According to Multnomah County’s Public Health Director Jessica Guernsey, the county has already been regularly checking in with community stakeholders like faith and cultural center leaders to take stock of how the vaccine rollout is going and what barriers need to be addressed. The county has partnered with community members to host virtual information sessions where people can ask questions about the vaccine and hear responses from community leaders they may trust more than healthcare providers. Guernsey says continuing and expanding on those community-based conversations will be key to developing trust in the vaccine and health providers.
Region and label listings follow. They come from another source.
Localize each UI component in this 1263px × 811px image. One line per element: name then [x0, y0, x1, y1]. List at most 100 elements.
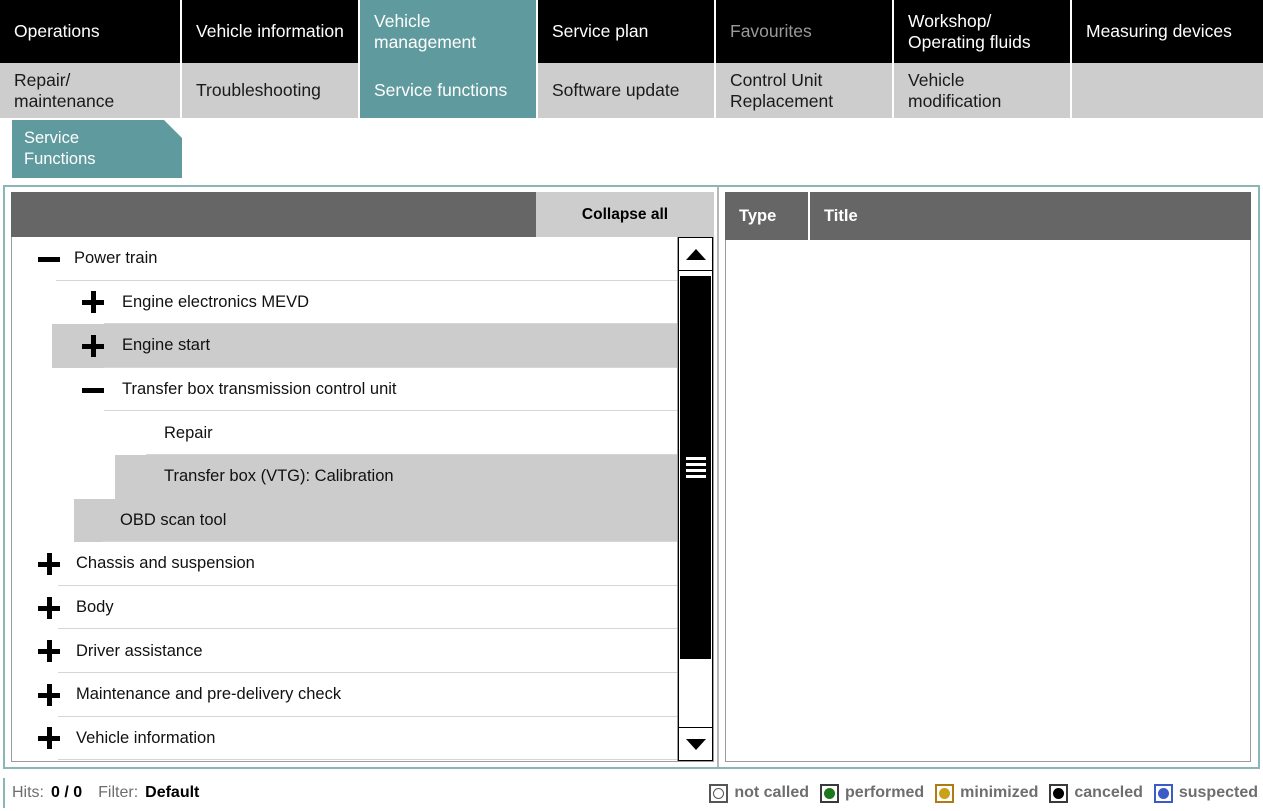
triangle-up-icon — [685, 248, 706, 260]
tab-label: Troubleshooting — [196, 80, 321, 100]
expand-plus-icon[interactable] — [38, 727, 60, 750]
tree-row[interactable]: Engine start — [12, 324, 677, 368]
column-header-type[interactable]: Type — [725, 192, 810, 240]
results-grid-body — [725, 240, 1251, 762]
tab-favourites[interactable]: Favourites — [716, 0, 894, 63]
filter-value[interactable]: Default — [145, 784, 199, 802]
tab-repair-maintenance[interactable]: Repair/ maintenance — [0, 63, 182, 118]
tree-row-label: Body — [76, 598, 114, 617]
status-dot-icon — [709, 783, 729, 803]
tab-measuring-devices[interactable]: Measuring devices — [1072, 0, 1263, 63]
collapse-minus-icon[interactable] — [82, 379, 104, 401]
tab-label: Measuring devices — [1086, 21, 1232, 41]
tree-row[interactable]: Vehicle information — [12, 717, 677, 761]
tree-row-label: Maintenance and pre-delivery check — [76, 685, 342, 704]
legend-item-minimized: minimized — [935, 783, 1039, 803]
expand-plus-icon[interactable] — [38, 596, 60, 619]
legend-label: suspected — [1178, 784, 1258, 801]
legend-label: not called — [734, 784, 810, 801]
tab-label: Vehicle management — [374, 10, 477, 52]
function-tree-panel: Collapse all Power train Engine electroni… — [5, 187, 719, 767]
tree-row-label: Driver assistance — [76, 641, 203, 660]
tab-label: Repair/ maintenance — [14, 69, 115, 111]
tree-toolbar: Collapse all — [11, 192, 714, 237]
tab-label: Vehicle modification — [908, 69, 1002, 111]
tree-row[interactable]: Repair — [12, 411, 677, 455]
tree-row-label: Transfer box transmission control unit — [122, 380, 397, 399]
status-bar: Hits: 0 / 0 Filter: Default not called pe… — [3, 778, 1260, 808]
tree-row-label: Engine electronics MEVD — [122, 292, 310, 311]
tab-service-functions[interactable]: Service functions — [360, 63, 538, 118]
scrollbar-grip-icon — [685, 456, 706, 478]
expand-plus-icon[interactable] — [82, 291, 104, 314]
tab-label: Software update — [552, 80, 680, 100]
tree-row-label: Engine start — [122, 336, 211, 355]
tree-row[interactable]: OBD scan tool — [12, 498, 677, 543]
main-content-area: Collapse all Power train Engine electroni… — [3, 185, 1260, 769]
tab-service-functions-active[interactable]: Service Functions — [12, 120, 182, 178]
tree-row[interactable]: Transfer box transmission control unit — [12, 368, 677, 412]
application-window: Operations Vehicle information Vehicle man… — [0, 0, 1263, 811]
collapse-minus-icon[interactable] — [38, 248, 60, 270]
tree-row[interactable]: Transfer box (VTG): Calibration — [12, 454, 677, 499]
results-grid-header: Type Title — [725, 192, 1251, 240]
tree-row[interactable]: Power train — [12, 237, 677, 281]
tree-row-label: Chassis and suspension — [76, 554, 255, 573]
tab-label: Control Unit Replacement — [730, 69, 834, 111]
legend-item-not-called: not called — [709, 783, 810, 803]
legend-label: minimized — [960, 784, 1039, 801]
status-legend: not called performed minimized canceled susp… — [709, 783, 1260, 803]
filter-label: Filter: — [98, 784, 139, 801]
tree-row[interactable]: Engine electronics MEVD — [12, 281, 677, 325]
tab-label: Operations — [14, 21, 100, 41]
legend-item-suspected: suspected — [1153, 783, 1258, 803]
tree-row-label: Transfer box (VTG): Calibration — [164, 467, 394, 486]
status-dot — [939, 787, 951, 799]
expand-plus-icon[interactable] — [38, 683, 60, 706]
tab-vehicle-modification[interactable]: Vehicle modification — [894, 63, 1072, 118]
tab-workshop-operating-fluids[interactable]: Workshop/ Operating fluids — [894, 0, 1072, 63]
status-dot — [1157, 787, 1169, 799]
expand-plus-icon[interactable] — [38, 552, 60, 575]
tab-label: Service functions — [374, 80, 508, 100]
tree-row[interactable]: Body — [12, 586, 677, 630]
tab-operations[interactable]: Operations — [0, 0, 182, 63]
tree-row-label: Vehicle information — [76, 728, 216, 747]
expand-plus-icon[interactable] — [82, 334, 104, 357]
legend-item-canceled: canceled — [1049, 783, 1143, 803]
tab-troubleshooting[interactable]: Troubleshooting — [182, 63, 360, 118]
tab-software-update[interactable]: Software update — [538, 63, 716, 118]
tab-vehicle-management[interactable]: Vehicle management — [360, 0, 538, 63]
status-dot — [1053, 787, 1065, 799]
status-dot — [713, 787, 725, 799]
tab-service-plan[interactable]: Service plan — [538, 0, 716, 63]
scrollbar-thumb[interactable] — [680, 275, 711, 659]
tab-vehicle-information[interactable]: Vehicle information — [182, 0, 360, 63]
scrollbar-track[interactable] — [678, 271, 713, 727]
status-counters: Hits: 0 / 0 Filter: Default — [3, 778, 199, 808]
tertiary-nav-bar: Service Functions — [0, 118, 1263, 184]
secondary-nav-bar: Repair/ maintenance Troubleshooting Servic… — [0, 63, 1263, 118]
tab-label: Workshop/ Operating fluids — [908, 10, 1031, 52]
status-dot-icon — [820, 783, 840, 803]
scroll-up-button[interactable] — [678, 237, 713, 271]
tab-control-unit-replacement[interactable]: Control Unit Replacement — [716, 63, 894, 118]
tab-label: Service plan — [552, 21, 649, 41]
legend-label: performed — [845, 784, 925, 801]
tree-row-label: Repair — [164, 423, 213, 442]
tree-row-label: OBD scan tool — [120, 510, 227, 529]
status-dot-icon — [1049, 783, 1069, 803]
column-header-title[interactable]: Title — [810, 192, 1251, 240]
tree-row[interactable]: Chassis and suspension — [12, 542, 677, 586]
row-separator — [58, 759, 677, 761]
expand-plus-icon[interactable] — [38, 640, 60, 663]
scroll-down-button[interactable] — [678, 727, 713, 761]
tab-label: Favourites — [730, 21, 812, 41]
tree-row[interactable]: Driver assistance — [12, 629, 677, 673]
collapse-all-button[interactable]: Collapse all — [536, 192, 714, 237]
tree-row[interactable]: Maintenance and pre-delivery check — [12, 673, 677, 717]
tree-toolbar-filler — [11, 192, 536, 237]
tree-vertical-scrollbar[interactable] — [677, 237, 713, 761]
hits-label: Hits: — [12, 784, 44, 801]
triangle-down-icon — [685, 738, 706, 750]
“This country, unfortunately, has a really horrific history of betraying communities of color and public health in particular, we have plenty of egregious examples that are well and alive in people's memories of public health hurting people,” Guernsey told the Mercury Friday morning. “It's not unfounded for folks to not necessarily trust the message or the messenger, so we're doing our due diligence to make sure there's a strong runway for people to get the information to base their decision on.”
Guernsey said that trust in public health is the primary barrier the county is working on addressing, but public health officials will also be looking to address logistical barriers like ease of traveling to a vaccine site and language accessibility. Now that youth ages 12 and older are eligible for the vaccine and vaccine supplies are being distributed to smaller clinics and primary care doctors, Guernsey is hopeful that people will be able to bring their whole family into their trusted doctor to get the shot.
The county health department has been working with community groups since December to close disparities in vaccine access. So far, county-run vaccination clinics have vaccinated 20,000 people, nearly 80 percent of whom identify as people of color.
Going forward, the Governor’s office will evaluate the new county criteria on a weekly basis. The equity plan must be submitted for approval the week before the county wants to move to the lower risk level. Multnomah County will remain in “Higher Risk”—venue capacity capped at 25 percent or 50 people, whichever is smaller—until at least May 27. If the equity plan the county submits on May 21 is approved by OHA, then the county can be moved to “Lower Risk” on May 28.
The “Lower Risk” status allows most food and entertainment establishments, including indoor dining and gyms, to operate at 50 percent capacity.
Brown has stressed the importance of an equitable vaccine rollout since vaccines started to become available, but that has not been the reality. While more vulnerable populations like older Oregonians and healthcare workers were prioritized for the first wave of vaccines, communities of color—who have been disproportionately hit by COVID cases—have been receiving vaccinations at a slower rate than white Oregonians.
Hispanic people make up 13 percent of Oregon’s population, but represent 24 percent of the state’s COVID cases. Additionally, Oregon’s Hispanic, Indigenous, and Black communities are getting vaccinated at a slower rate; 33 percent of Hispanic, Indigenous, and Black Oregonians 16 and older have received at least one dose of the vaccine in comparison to 52 percent of their white counterparts.